If the minimum number of instances would be set to 1, the service would always have at least one instance running, which would reduce the cold start time.
Further, as we’ve created our application so that it listens to requests on port 7777, we need to adjust the container network settings. In the part on Container configuration, set the “Container port” as 7777, and allocate 128 MiB memory and one vCPU to the container.

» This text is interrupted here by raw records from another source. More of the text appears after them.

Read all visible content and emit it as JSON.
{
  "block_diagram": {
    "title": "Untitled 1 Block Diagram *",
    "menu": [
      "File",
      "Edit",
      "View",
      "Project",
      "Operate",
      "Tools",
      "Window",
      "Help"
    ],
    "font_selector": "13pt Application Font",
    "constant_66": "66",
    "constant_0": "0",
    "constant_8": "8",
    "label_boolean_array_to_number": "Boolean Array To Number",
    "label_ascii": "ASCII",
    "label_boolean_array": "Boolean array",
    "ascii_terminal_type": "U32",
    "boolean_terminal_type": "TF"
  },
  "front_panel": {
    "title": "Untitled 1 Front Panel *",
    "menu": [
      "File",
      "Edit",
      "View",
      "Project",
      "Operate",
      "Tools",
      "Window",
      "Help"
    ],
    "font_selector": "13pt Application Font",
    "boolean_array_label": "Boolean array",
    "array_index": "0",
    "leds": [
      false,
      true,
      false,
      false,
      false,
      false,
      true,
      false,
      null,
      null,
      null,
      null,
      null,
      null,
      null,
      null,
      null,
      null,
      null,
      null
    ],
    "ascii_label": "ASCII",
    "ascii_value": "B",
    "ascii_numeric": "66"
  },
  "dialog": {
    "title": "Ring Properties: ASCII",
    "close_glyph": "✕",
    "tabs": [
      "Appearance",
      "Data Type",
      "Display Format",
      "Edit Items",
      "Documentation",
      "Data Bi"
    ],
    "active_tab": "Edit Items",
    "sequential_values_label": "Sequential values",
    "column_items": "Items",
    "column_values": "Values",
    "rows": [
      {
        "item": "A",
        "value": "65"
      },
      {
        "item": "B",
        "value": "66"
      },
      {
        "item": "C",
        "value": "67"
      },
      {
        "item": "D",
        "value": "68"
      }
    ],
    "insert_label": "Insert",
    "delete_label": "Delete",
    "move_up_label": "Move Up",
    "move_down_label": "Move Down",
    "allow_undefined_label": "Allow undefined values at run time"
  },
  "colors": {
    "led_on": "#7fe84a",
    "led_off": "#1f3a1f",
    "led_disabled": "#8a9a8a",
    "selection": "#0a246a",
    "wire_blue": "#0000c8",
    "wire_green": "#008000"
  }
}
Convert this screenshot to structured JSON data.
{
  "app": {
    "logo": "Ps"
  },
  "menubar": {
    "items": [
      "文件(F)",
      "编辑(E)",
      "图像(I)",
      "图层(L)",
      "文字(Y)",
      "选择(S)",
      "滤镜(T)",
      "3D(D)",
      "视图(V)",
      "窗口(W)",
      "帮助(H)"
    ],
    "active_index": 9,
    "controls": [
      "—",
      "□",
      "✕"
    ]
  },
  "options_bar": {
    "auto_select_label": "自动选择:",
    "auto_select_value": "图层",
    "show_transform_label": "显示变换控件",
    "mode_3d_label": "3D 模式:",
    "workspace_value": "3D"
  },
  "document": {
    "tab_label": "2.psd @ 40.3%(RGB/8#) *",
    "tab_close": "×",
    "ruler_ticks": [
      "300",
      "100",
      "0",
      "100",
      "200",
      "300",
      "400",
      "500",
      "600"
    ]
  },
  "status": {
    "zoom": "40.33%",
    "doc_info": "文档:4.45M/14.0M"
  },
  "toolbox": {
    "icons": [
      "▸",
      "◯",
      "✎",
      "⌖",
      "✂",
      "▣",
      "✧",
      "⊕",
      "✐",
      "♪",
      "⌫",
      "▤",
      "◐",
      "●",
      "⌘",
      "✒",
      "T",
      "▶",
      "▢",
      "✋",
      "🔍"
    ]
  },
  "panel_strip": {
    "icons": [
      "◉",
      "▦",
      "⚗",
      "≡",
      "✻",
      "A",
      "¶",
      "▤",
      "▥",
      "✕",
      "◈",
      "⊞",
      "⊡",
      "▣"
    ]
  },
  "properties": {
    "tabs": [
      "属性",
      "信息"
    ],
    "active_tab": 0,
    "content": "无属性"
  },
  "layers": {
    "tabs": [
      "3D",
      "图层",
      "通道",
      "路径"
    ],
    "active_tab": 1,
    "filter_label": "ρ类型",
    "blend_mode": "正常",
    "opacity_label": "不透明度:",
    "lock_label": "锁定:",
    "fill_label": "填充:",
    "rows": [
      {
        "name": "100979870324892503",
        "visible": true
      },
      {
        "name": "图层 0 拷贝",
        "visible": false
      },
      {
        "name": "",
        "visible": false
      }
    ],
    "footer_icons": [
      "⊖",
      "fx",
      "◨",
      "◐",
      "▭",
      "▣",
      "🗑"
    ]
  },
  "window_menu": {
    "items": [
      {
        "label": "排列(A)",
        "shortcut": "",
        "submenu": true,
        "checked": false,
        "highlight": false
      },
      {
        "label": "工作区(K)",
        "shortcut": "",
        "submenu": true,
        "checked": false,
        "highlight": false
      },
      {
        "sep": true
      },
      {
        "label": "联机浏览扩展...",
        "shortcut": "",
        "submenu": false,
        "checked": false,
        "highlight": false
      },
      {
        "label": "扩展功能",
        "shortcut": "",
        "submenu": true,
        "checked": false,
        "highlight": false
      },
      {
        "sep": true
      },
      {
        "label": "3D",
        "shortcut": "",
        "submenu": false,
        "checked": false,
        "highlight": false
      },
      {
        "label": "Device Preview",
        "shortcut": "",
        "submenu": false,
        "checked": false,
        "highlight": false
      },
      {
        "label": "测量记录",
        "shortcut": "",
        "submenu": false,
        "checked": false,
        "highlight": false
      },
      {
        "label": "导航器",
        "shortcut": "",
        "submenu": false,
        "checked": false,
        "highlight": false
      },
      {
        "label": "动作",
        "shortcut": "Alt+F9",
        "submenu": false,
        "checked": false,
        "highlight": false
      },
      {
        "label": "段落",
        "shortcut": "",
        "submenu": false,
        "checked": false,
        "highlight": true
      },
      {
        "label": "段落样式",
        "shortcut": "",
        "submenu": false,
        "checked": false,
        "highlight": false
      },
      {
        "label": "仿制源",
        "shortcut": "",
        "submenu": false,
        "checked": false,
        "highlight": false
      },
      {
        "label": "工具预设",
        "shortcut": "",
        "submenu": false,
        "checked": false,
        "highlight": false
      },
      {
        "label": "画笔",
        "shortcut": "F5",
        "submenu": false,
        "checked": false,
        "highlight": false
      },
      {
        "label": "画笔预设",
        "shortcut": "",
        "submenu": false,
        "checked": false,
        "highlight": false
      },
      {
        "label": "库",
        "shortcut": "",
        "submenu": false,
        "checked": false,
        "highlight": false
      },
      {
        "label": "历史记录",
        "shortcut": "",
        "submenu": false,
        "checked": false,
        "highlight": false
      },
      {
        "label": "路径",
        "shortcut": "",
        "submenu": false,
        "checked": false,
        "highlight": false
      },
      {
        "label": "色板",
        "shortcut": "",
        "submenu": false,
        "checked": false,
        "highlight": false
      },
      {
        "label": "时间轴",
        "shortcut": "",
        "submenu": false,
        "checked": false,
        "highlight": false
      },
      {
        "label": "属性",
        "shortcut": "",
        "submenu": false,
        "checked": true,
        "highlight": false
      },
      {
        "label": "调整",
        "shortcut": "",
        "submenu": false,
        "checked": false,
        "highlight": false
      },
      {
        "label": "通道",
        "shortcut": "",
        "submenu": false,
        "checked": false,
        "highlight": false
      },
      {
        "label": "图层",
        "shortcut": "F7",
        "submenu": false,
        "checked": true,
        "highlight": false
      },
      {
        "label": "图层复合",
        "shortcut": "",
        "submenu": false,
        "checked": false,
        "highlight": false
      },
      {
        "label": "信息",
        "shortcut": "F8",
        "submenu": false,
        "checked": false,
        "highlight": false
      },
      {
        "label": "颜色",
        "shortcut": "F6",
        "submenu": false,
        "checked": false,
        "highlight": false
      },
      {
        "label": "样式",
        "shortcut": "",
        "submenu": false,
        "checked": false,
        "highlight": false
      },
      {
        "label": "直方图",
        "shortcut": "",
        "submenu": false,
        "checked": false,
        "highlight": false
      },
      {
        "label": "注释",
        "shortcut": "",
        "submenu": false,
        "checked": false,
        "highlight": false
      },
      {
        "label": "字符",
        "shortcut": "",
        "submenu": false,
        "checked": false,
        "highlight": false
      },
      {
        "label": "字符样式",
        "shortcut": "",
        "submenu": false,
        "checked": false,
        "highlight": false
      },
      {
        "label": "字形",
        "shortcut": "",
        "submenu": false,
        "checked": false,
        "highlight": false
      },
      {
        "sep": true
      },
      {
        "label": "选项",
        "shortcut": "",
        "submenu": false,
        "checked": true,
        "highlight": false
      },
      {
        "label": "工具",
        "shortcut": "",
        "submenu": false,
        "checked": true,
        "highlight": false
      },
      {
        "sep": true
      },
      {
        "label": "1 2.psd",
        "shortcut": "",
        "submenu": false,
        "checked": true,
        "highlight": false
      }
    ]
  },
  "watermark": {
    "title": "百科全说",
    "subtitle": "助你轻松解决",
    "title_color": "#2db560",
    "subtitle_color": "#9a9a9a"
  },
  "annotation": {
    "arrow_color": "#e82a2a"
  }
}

We could also adjust the application so that it reads an environment variable
PORTand use that value.
We can keep the other options as they are by default, and then click the “Create” button. The application will take a while to start up. This creates a serverless application that is accessible over the internet. The URL to the service is available on the service details once the application has been created.
One example of the application is running at https://jokes-app-rqafkhjgta-lz.a.run.app.
curl https://jokes-app-rqafkhjgta-lz.a.run.app/
Server 1044: What did baby corn say to mama corn? -- Where's pop corn?Google Cloud Run has a free tier of up to two million invocations per month, so contrary to the Kubernetes example that was immediately taken down, the above URL will be up and running at least for while.
As you may notice if you’ve followed the above example and opened the Google Cloud Run dashboard, there’s an option for setting up continuous deployment. This allows linking the application to a GitHub repository, and automatically deploying the application when changes are pushed to the repository.
Note that although the above applications are toy examples, the same principles could be used to build larger applications; we could also, for example, run parts of the application using Kubernetes, and parts of the application on a serverless platform, and rely on a cloud database (or few) to manage the application data.